Star magnolias begin to bloom just a few years after they are planted. The slightly fragrant white or pink flowers cover the bare tree in early spring. Each star-shaped flower consists of 12 to 30 tepals (similar to petals). The color of the flowers changes every year from white to dark pink as the plant responds to day and night temperatures while it is flowering.
The leaves of the star magnolia are bronze-green when they open. They mature to dark green and then turn yellow before they fall at the end of the growing season. This magnolia bears reddish-green, knobby fruit that opens slits that display red seeds inside.
Young star magnolias have brown, shiny bark. As the plant matures, its bark turns silvery gray.
The secret to successfully growing a star magnolia is to plant it where it is shielded from foot traffic, pets that like to dig, and children at play. The roots of this plant are close to the surface and do not tolerate disturbance. Star magnolia grows 15 to 20 feet tall and is suitable for USDA Hardiness Zones 4 through 9.
8. Smoketree, also known as smokebush (Cotinus spp.)

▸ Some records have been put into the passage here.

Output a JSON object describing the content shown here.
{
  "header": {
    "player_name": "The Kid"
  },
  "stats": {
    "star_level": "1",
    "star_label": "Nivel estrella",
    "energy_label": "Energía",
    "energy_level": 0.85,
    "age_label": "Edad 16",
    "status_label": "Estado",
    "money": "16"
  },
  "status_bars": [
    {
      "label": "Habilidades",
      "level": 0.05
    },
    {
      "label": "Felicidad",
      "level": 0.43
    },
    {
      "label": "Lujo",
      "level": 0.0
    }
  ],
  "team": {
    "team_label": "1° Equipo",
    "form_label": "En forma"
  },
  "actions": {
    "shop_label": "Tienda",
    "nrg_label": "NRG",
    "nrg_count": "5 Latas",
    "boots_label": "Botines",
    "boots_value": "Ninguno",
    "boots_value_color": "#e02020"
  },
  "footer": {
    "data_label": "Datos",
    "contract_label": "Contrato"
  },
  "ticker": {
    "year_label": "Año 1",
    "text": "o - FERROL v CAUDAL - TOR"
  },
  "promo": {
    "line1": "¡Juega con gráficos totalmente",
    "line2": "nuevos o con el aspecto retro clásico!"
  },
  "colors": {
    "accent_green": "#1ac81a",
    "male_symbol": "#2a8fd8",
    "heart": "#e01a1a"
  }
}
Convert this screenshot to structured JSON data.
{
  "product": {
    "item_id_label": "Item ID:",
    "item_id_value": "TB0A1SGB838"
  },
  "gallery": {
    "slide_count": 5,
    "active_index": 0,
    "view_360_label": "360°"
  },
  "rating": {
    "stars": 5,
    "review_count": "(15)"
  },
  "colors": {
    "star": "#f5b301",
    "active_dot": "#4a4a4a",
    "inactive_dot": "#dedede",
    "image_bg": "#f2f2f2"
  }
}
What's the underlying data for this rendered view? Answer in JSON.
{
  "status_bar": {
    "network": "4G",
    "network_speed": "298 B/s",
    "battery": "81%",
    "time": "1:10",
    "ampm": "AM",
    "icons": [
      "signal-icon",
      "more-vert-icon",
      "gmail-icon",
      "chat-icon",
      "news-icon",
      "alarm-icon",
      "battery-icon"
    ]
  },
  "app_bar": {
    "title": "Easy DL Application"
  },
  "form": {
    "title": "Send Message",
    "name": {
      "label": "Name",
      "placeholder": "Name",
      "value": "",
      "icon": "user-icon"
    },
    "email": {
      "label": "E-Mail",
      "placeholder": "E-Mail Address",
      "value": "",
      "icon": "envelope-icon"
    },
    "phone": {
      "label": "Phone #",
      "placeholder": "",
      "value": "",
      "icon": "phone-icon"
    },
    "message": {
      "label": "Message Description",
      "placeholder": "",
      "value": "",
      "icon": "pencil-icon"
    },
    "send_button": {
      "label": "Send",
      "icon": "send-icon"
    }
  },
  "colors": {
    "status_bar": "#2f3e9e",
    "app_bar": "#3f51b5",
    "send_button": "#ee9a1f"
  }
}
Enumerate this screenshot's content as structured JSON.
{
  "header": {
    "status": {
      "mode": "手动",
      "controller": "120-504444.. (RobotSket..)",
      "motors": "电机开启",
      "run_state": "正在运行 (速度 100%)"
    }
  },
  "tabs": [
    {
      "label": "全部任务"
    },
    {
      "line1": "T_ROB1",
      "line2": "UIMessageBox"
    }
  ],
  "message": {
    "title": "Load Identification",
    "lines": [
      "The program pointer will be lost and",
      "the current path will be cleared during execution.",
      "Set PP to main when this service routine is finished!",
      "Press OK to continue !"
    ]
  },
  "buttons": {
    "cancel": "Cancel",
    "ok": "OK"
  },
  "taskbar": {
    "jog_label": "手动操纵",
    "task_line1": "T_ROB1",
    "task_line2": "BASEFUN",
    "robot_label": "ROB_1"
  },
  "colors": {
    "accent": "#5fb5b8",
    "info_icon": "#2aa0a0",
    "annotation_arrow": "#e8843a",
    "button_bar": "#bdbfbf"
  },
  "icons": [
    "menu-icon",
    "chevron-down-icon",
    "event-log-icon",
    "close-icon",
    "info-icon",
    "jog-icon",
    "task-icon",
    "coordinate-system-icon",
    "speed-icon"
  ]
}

Smoketree is actually a group of seven closely related trees that blooms wispy filaments that from a distance look like puffs of smoke: cream, and pink puffs of smoke. It can flourish as a multi-stemmed bush, be trained as a single-trunked tree, or trimmed back every year to the size of a large shrub.
Like the sumacs to which these trees are related, smoketrees bear brilliant wine-red foliage in the fall (check out this purple smoke tree for some beautiful foliage and blooms!)
Smoke trees are more colorful when they are grown in dry, shallow, unfertilized soil. When they are grown in fertile soil, they tend to die from verticillium wilt. Garden centers may have several varieties of this tree, some with warm pink flowers and others with dark purple leaves.
Smoketrees can be pruned to stay just 5 feet tall, but they naturally grow to a height of 10 to 15 feet. This tree grows best in drier climates in USDA Hardiness Zones 5 through 8.
More small trees you might like
The above is just a tiny list of trees for small landscapes, but there are many more options. From trees with beautiful large white flowers (or pink and purple flowers) to trees that have dark green foliage to dwarf varieties with intoxicatingly fragrant flowers, there’s a tree that’s perfect for your small garden.
Here are just a few more ideas:
- Carolina silverbell
- Eastern redbud trees (this lavender twist redbud is absolutely STUNNING!)
- Japanese cherry trees
- plum trees
- snow fountains weeping cherry trees
- mimosa trees (albizia julibrissin): be careful though, as these can be invasive in certain parts of the country
- hinoki cypress
- dwarf fruit trees
- Japanese tree lilac
I hope our list of dwarf flowering trees has inspired you and you now have a good idea of which tree (or trees) would beautify your small yard.